Abstract

Due to large instruction footprints, contemporary data center applications suffer from frequent frontend stalls. Despite being a significant contributor to these stalls, the Branch Target Buffer (BTB) has received less attention compared to other frontend structures such as the instruction cache. While prior works have looked at enhancing the BTB through more efficient replacement policies and prefetching policies, a thorough analysis into optimizing the BTB’s storage efficiency is missing. In this work, we analyze BTB accesses for a large number (100+) of frontend bound applications to understand their branch target characteristics.

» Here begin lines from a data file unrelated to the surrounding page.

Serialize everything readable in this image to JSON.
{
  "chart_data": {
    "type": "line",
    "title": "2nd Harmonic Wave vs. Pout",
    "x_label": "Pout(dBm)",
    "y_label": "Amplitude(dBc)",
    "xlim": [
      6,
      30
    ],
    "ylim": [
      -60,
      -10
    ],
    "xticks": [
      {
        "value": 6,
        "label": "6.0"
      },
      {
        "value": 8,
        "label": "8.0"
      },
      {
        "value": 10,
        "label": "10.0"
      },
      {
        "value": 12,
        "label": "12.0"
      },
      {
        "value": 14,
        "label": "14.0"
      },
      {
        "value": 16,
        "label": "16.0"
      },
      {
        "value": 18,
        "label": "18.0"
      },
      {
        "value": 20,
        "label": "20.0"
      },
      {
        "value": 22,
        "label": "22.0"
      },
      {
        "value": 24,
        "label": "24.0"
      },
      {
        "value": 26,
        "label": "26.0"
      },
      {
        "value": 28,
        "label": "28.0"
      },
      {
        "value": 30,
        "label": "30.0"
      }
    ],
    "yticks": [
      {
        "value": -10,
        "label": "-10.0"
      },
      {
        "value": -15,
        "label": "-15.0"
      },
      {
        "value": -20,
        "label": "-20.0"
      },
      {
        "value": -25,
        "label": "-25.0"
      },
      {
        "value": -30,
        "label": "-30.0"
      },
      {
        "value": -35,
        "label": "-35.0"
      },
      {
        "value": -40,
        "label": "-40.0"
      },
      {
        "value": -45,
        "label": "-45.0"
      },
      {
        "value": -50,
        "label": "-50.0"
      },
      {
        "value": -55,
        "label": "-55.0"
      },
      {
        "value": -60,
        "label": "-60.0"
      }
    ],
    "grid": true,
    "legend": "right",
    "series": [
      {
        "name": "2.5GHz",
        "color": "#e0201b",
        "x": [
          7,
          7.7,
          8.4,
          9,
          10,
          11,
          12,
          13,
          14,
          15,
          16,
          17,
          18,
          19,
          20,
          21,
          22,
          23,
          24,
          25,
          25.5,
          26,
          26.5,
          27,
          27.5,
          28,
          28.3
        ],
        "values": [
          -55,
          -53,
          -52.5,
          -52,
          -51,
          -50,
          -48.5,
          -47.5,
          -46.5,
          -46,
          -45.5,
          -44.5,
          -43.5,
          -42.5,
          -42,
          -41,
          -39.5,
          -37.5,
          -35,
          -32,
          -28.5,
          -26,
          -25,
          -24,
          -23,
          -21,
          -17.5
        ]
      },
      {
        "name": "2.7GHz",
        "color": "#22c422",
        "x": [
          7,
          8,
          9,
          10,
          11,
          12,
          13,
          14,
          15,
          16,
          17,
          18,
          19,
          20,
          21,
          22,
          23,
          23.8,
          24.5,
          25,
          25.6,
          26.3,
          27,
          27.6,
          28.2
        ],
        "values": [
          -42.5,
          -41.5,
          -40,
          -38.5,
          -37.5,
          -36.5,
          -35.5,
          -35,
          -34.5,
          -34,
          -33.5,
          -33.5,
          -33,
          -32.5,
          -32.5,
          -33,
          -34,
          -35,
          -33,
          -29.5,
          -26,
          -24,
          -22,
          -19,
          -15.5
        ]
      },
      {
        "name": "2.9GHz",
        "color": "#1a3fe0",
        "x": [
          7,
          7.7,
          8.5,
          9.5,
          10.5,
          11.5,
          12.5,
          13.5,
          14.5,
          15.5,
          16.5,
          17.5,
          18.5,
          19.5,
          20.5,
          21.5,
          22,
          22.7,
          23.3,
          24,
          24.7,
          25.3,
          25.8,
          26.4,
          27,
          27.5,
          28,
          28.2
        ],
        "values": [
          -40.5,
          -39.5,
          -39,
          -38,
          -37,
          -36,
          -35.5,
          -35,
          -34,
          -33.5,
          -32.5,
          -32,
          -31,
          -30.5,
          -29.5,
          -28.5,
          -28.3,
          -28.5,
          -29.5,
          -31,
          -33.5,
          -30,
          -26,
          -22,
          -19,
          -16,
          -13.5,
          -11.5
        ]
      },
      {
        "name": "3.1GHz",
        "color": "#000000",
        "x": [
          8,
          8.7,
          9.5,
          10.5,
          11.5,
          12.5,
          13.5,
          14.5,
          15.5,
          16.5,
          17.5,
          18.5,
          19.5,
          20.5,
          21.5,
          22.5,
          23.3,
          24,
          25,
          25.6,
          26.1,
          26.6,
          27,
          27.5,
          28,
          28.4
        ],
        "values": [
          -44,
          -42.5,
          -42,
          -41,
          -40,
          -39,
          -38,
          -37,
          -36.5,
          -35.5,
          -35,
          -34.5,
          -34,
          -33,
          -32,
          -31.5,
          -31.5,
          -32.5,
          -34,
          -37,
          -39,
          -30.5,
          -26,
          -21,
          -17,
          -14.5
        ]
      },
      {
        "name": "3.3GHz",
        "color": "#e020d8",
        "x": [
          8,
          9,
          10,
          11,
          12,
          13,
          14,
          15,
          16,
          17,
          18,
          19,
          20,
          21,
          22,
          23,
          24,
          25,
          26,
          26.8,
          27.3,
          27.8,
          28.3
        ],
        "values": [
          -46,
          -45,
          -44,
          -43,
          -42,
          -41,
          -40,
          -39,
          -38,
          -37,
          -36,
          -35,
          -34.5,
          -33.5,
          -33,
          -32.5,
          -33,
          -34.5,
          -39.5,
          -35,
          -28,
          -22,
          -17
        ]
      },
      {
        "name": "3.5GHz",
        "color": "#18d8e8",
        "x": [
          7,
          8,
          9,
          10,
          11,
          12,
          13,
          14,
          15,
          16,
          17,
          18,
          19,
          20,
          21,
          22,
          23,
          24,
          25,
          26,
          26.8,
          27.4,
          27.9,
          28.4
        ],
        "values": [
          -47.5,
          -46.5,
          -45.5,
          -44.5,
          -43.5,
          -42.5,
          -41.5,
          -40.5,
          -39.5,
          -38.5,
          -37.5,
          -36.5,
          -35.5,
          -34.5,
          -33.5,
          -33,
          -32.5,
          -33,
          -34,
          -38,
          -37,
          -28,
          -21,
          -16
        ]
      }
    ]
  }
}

This analysis, provides three significant observations about the nature of branch targets: (1) a significant number of branch instructions have the same branch target, (2) a significant number of branch targets share the same page address, and (3) a significant percentage of branch instructions and their targets are located on the same page. Furthermore, we observe that while applications’ address spaces are sparsely populated, they exhibit spatial locality within and across pages. We refer to these multi-page addresses as regions and we show that applications traverse a significantly smaller number of regions than pages. Based on these insights, we propose PDede, an efficient re-design of the BTB micro-architecture that improves storage efficiency by removing redundancy among branches and their targets. PDede introduces three techniques, (a) BTB Partitioning, (b) Branch Target Deduplication, and (c) Delta Branch Target Encoding to reduce BTB miss induced frontend stalls. We evaluate PDede across 100+ applications, spanning several usage scenarios, and show that it provides an average 14.4% (up to 76%) IPC speedup by reducing BTB misses by 54.7% on average (and up to 99.8%).